El pasado martes 21 de enero Andreu Mas-Colell, exconseller d'Economia de la Generalitat de Catalunya y catedrático emérito de la UPF, publicaba una interesante tribuna en El País sobre los retos que le esperan a la economía de nuestro país. Mas-Colell -autoridad mundial en microeconomía- sabe en realidad, como cualquier ciudadano adulto, que es mucho mejor pertenecer a una sociedad próspera y en crecimiento que a otra pobre y en decadencia. La riqueza es importante porque se trata precisamente de la condición que permite destinar más y más recursos a desarrollar políticas de igualdad y de protección medioambiental, de ciencia y de tecnología, de patrimonio cultural y de transporte público, de bibliotecas y de universidades. Mayor riqueza significa mejores salarios y más empleo, mejores hospitales y pensiones garantizadas. No es cierto, como demuestra la exitosa la experiencia de los países del norte de Europa, que el único modelo de desarrollo económico sea el turbocapitalismo banal que propugnaron los propagandistas del neoliberalismo anglosajón, con su agenda de privatizaciones masivas y curva de Laffer. No es el único ni necesariamente el mejor. Pero tampoco es cierto que la mera aplicación de políticas benefactoras constituya una panacea universal para garantizar el porvenir de una sociedad. De forma diáfana, Andreu Mas-Colell advierte que "no todo el incremento de ingresos fiscales netos del servicio de la deuda pueden dirigirse a políticas sociales. Una proporción significativa -que no me atrevo a cuantificar- debe ir a las inversiones que hagan sostenibles las políticas sociales que se desean. Para atender a las necesidades sociales ahora y en el futuro hay que dedicar una parte no residual del gasto público adicional que podamos permitirnos a hacer posible que las podamos continuar atendiendo en el futuro". Prudencia fiscal, por un lado; ambición, por el otro.

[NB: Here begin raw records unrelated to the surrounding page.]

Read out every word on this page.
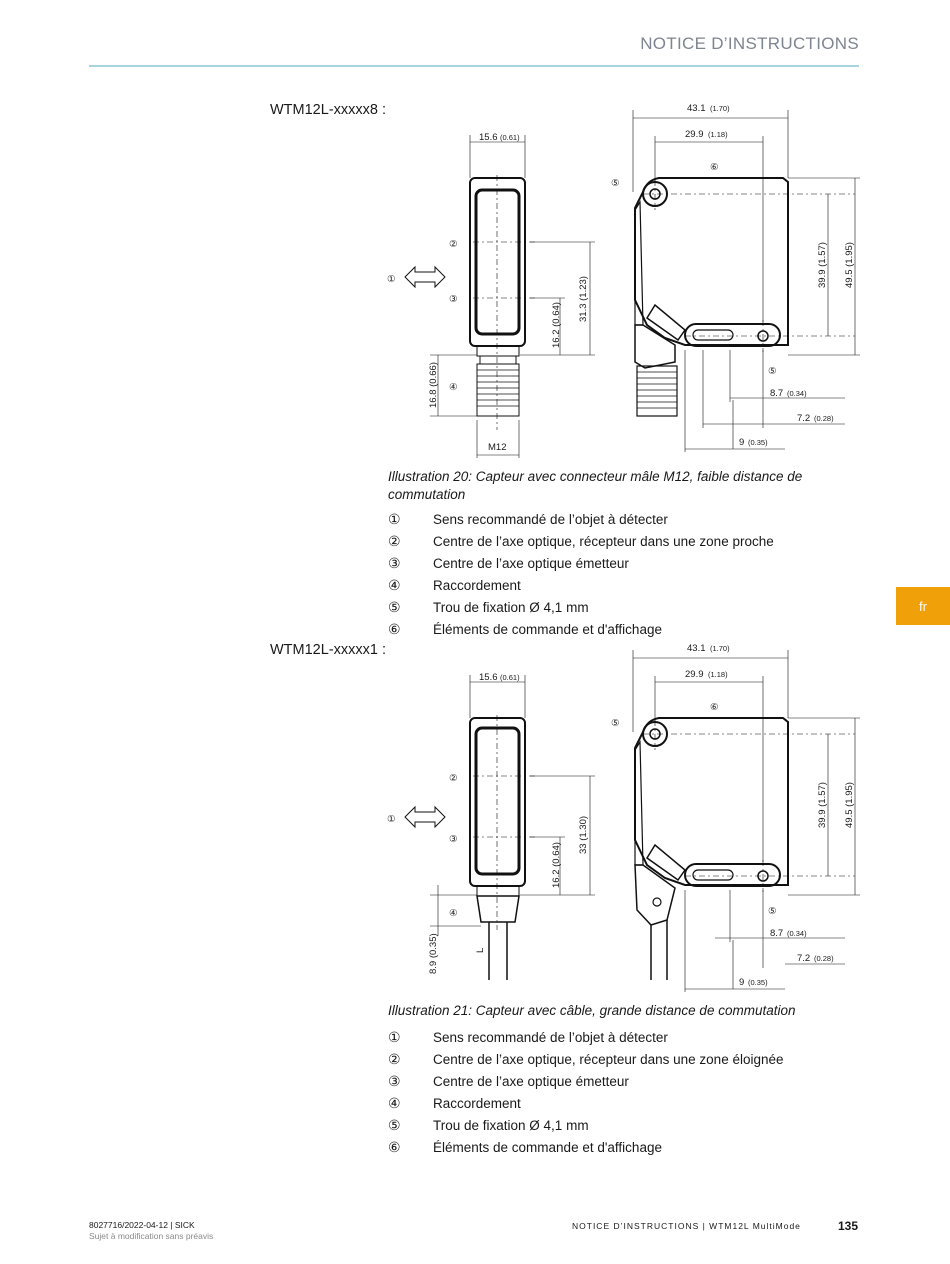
NOTICE D’INSTRUCTIONS
fr
WTM12L-xxxxx8 :
15.6 (0.61)
43.1 (1.70)
29.9 (1.18)
31.3 (1.23)
16.2 (0.64)
16.8 (0.66)
39.9 (1.57) 49.5 (1.95)
M12
8.7 (0.34)
7.2 (0.28)
9 (0.35)
①
②
③
④
⑤
⑤
⑥
Illustration 20: Capteur avec connecteur mâle M12, faible distance de commutation
①	Sens recommandé de l’objet à détecter
②	Centre de l’axe optique, récepteur dans une zone proche
③	Centre de l’axe optique émetteur
④	Raccordement
⑤	Trou de fixation Ø 4,1 mm
⑥	Éléments de commande et d'affichage
WTM12L-xxxxx1 :
15.6 (0.61)
43.1 (1.70)
29.9 (1.18)
33 (1.30)
16.2 (0.64)
8.9 (0.35)
39.9 (1.57) 49.5 (1.95)
L
8.7 (0.34)
7.2 (0.28)
9 (0.35)
①
②
③
④
⑤
⑤
⑥
Illustration 21: Capteur avec câble, grande distance de commutation
①	Sens recommandé de l’objet à détecter
②	Centre de l’axe optique, récepteur dans une zone éloignée
③	Centre de l’axe optique émetteur
④	Raccordement
⑤	Trou de fixation Ø 4,1 mm
⑥	Éléments de commande et d'affichage
8027716/2022-04-12 | SICK
Sujet à modification sans préavis
NOTICE D’INSTRUCTIONS | WTM12L MultiMode	135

La clave se encuentra, por supuesto, en conseguir incrementar la productividad. Cuanta mayor productividad, más prosperidad a corto, medio y largo plazo; más equidad y más esperanza para el conjunto de la población. Desatar el nudo gordiano del crecimiento exige una política firme, paciente y decidida que potencie el impulso productivo del país. La inversión en capital humano, por ejemplo, que requiere gasto público, atención temprana, ajustes curriculares y formación de los profesores. O la recuperación de una I+D capaz de recuperar el tiempo perdido y conectar con los centros de referencia que protagonizan las grandes revoluciones científicas de nuestro tiempo -de la inteligencia artificial y el Big Data a la biología sintética, la genómica y la programación cuántica-. O liberalizar decididamente sectores económicos atenazados por rigideces reguladoras comprensibles en otras épocas, pero inexplicables hoy. O diseñar infraestructuras de comunicación acordes con los flujos comerciales y de distribución en la geografía española. O racionalizar el gasto público; no para gastar menos, sino para hacerlo con una mayor efectividad.

El futuro de España se juega en la calidad de nuestras instituciones, el pacto territorial y el reencuentro en un relato común que sea lo suficientemente fértil como para dejar atrás esta década de desavenencias. Pero se juega también en el terreno de la economía, que es el de la prosperidad compartida, donde se dibuja un horizonte que permite imaginar la esperanza. Es un futuro que compartimos con Europa y los difíciles retos que afronta dentro del contexto global. Es un futuro por el que vale la pena luchar con determinación e inteligencia y cuyo resultado marcará a las generaciones por venir.